На время каждого представления двор гостиницы, превращенный в партер, заполнялся бедно одетой, но восторженной публикой. Это были лодочники, носильщики, корабельные плотники, рулевые речных судов, матросы, только что сошедшие на берег и тратившие свое жалованье на пирушки и женщин. Были тут и кучера, и завсегдатаи кабаков, и солдаты, осужденные за какое-нибудь нарушение дисциплины носить красные мундиры черной подкладкой наружу и прозванные поэтому "черными гвардейцами". Весь этот народ стекался с улицы в театр, а из театра устремлялся в кабачок. И выпитые кружки отнюдь не вредили успеху спектакля.
Среди всех этих людей, которых принято называть "подонками", особенно выделялся один: он был выше других, крупнее, сильнее и шире в плечах; он казался менее бедным, чем остальные; его одежда, обычная одежда простолюдина, была, однако, опрятной и не рваной. Не зная меры в выражении своего восторга, он пролагал себе дорогу кулаками, ерошил свои вихры, ругался, кричал, зубоскалил и мог при случае подбить кому-нибудь глаз, но тотчас же поставить потерпевшему бутылку вина.

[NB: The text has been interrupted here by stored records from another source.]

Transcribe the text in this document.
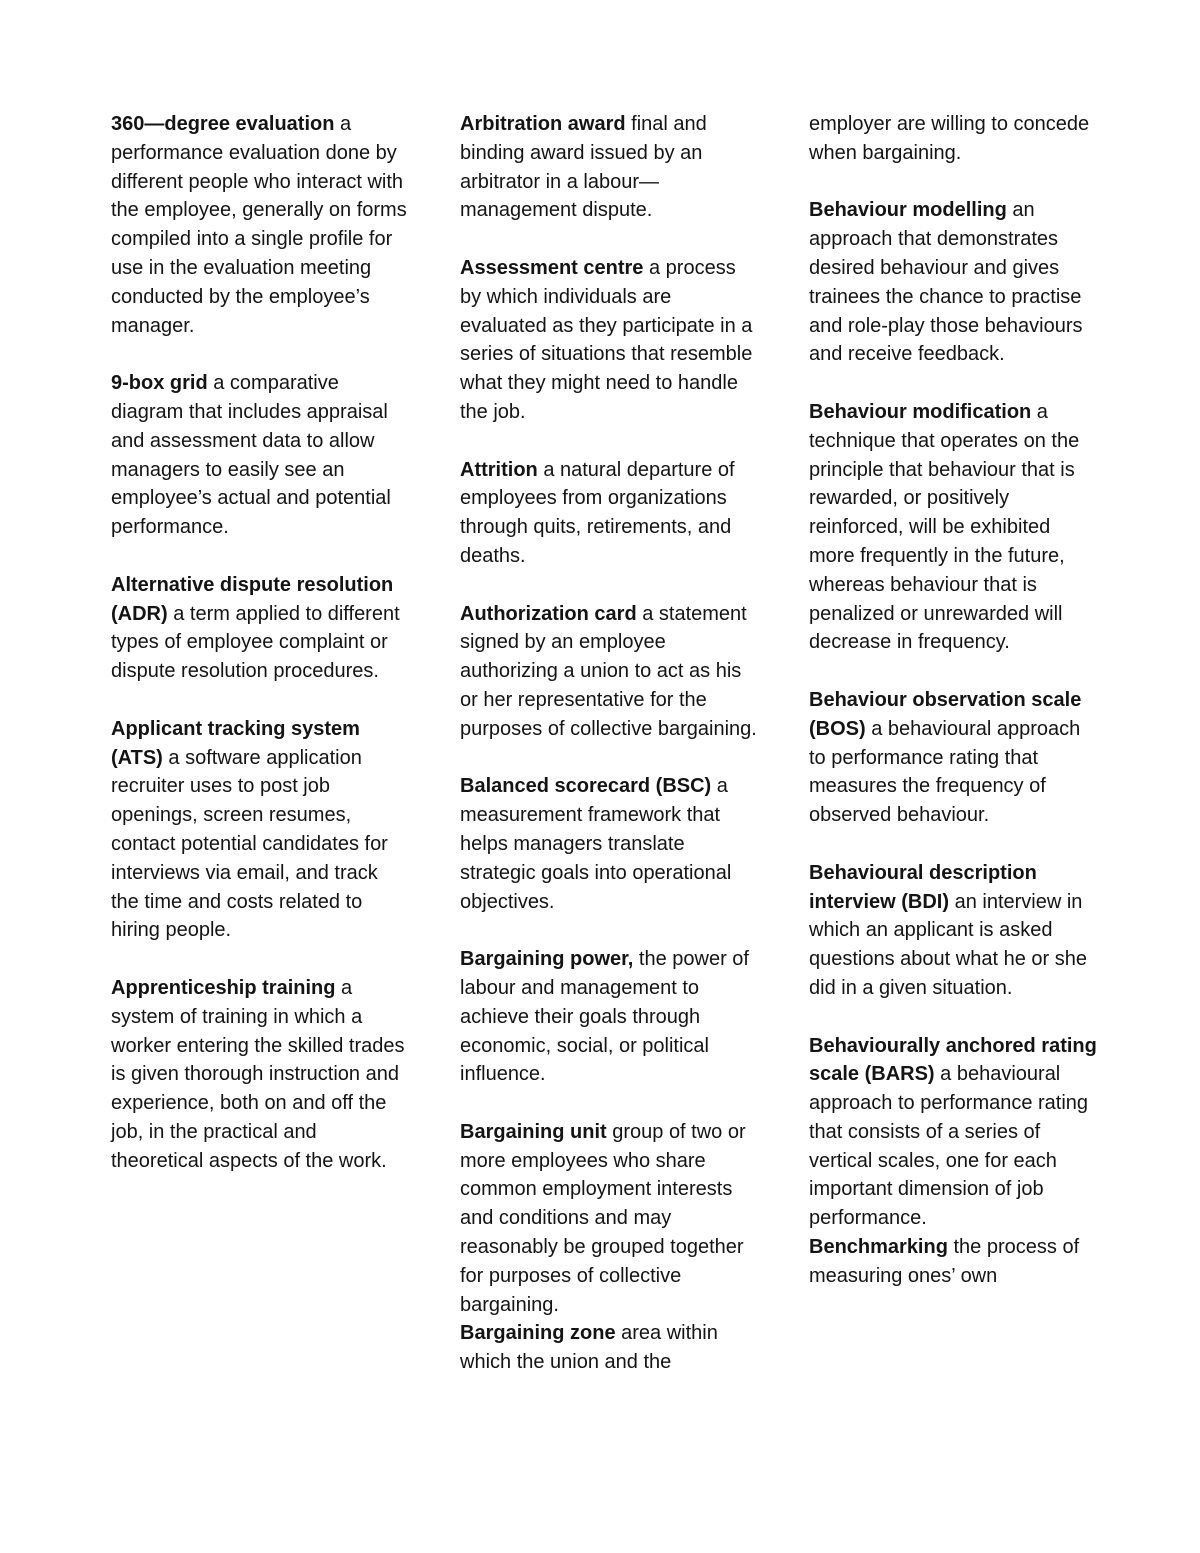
360—degree evaluation a performance evaluation done by different people who interact with the employee, generally on forms compiled into a single profile for use in the evaluation meeting conducted by the employee’s manager.

9-box grid a comparative diagram that includes appraisal and assessment data to allow managers to easily see an employee’s actual and potential performance.

Alternative dispute resolution (ADR) a term applied to different types of employee complaint or dispute resolution procedures.

Applicant tracking system (ATS) a software application recruiter uses to post job openings, screen resumes, contact potential candidates for interviews via email, and track the time and costs related to hiring people.

Apprenticeship training a system of training in which a worker entering the skilled trades is given thorough instruction and experience, both on and off the job, in the practical and theoretical aspects of the work.

Arbitration award final and binding award issued by an arbitrator in a labour— management dispute.

Assessment centre a process by which individuals are evaluated as they participate in a series of situations that resemble what they might need to handle the job.

Attrition a natural departure of employees from organizations through quits, retirements, and deaths.

Authorization card a statement signed by an employee authorizing a union to act as his or her representative for the purposes of collective bargaining.

Balanced scorecard (BSC) a measurement framework that helps managers translate strategic goals into operational objectives.

Bargaining power, the power of labour and management to achieve their goals through economic, social, or political influence.

Bargaining unit group of two or more employees who share common employment interests and conditions and may reasonably be grouped together for purposes of collective bargaining.

Bargaining zone area within which the union and the

employer are willing to concede when bargaining.

Behaviour modelling an approach that demonstrates desired behaviour and gives trainees the chance to practise and role-play those behaviours and receive feedback.

Behaviour modification a technique that operates on the principle that behaviour that is rewarded, or positively reinforced, will be exhibited more frequently in the future, whereas behaviour that is penalized or unrewarded will decrease in frequency.

Behaviour observation scale (BOS) a behavioural approach to performance rating that measures the frequency of observed behaviour.

Behavioural description interview (BDI) an interview in which an applicant is asked questions about what he or she did in a given situation.

Behaviourally anchored rating scale (BARS) a behavioural approach to performance rating that consists of a series of vertical scales, one for each important dimension of job performance.

Benchmarking the process of measuring ones’ own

Этот завсегдатай был тот самый прохожий, у которого, как мы помним, вырвалось на улице восторженное восклицание.
Этот знаток искусства сразу же пленился "Человеком, который смеется". Ходил он не на все представления, но когда приходил, то становился "вожаком" публики; рукоплескания превращались в овации; бурные волны успеха взмывали если не до потолка (его и не было), то до облаков, которых было достаточно (из этих облаков иногда шел дождь, безжалостно поливавший гениальное произведение Урсуса, не защищенное крышей).
В конце концов Урсус заметил этого человека, и Гуинплен тоже обратил на него внимание.
В его лице они, по-видимому, нашли надежного друга.
Урсусу и Гуинплену захотелось познакомиться с ним или по крайней мере узнать, кто он такой.
Как-то вечером, столкнувшись случайно с хозяином гостиницы Никлсом, Урсус показал ему из-за кухонной двери, служившей кулисой, на незнакомца и спросил:
— Знаете вы этого человека?
— Еще бы.
— Кто он?
— Матрос.
— Как его зовут? — вмешался Гуинплен.
— Том-Джим-Джек, — ответил хозяин гостиницы.
И, спускаясь по откидной лесенке "Зеленого ящика", чтобы возвратиться в свое заведение, дядюшка Никлс обронил чрезвычайно глубокомысленное замечание:
— Какая жалость, что он не лорд. Славная из него вышла бы каналья!
Хотя труппа "Зеленого ящика" и остановилась во дворе гостиницы, она ни в чем не изменила своего обычного уклада жизни и по-прежнему держалась обособленно. Если не считать нескольких слов, которыми ее участники изредка перебрасывались с хозяином, они не вступали ни в какие сношения с обитателями гостиницы, как постоянными, так и временными, и продолжали общаться только друг с другом.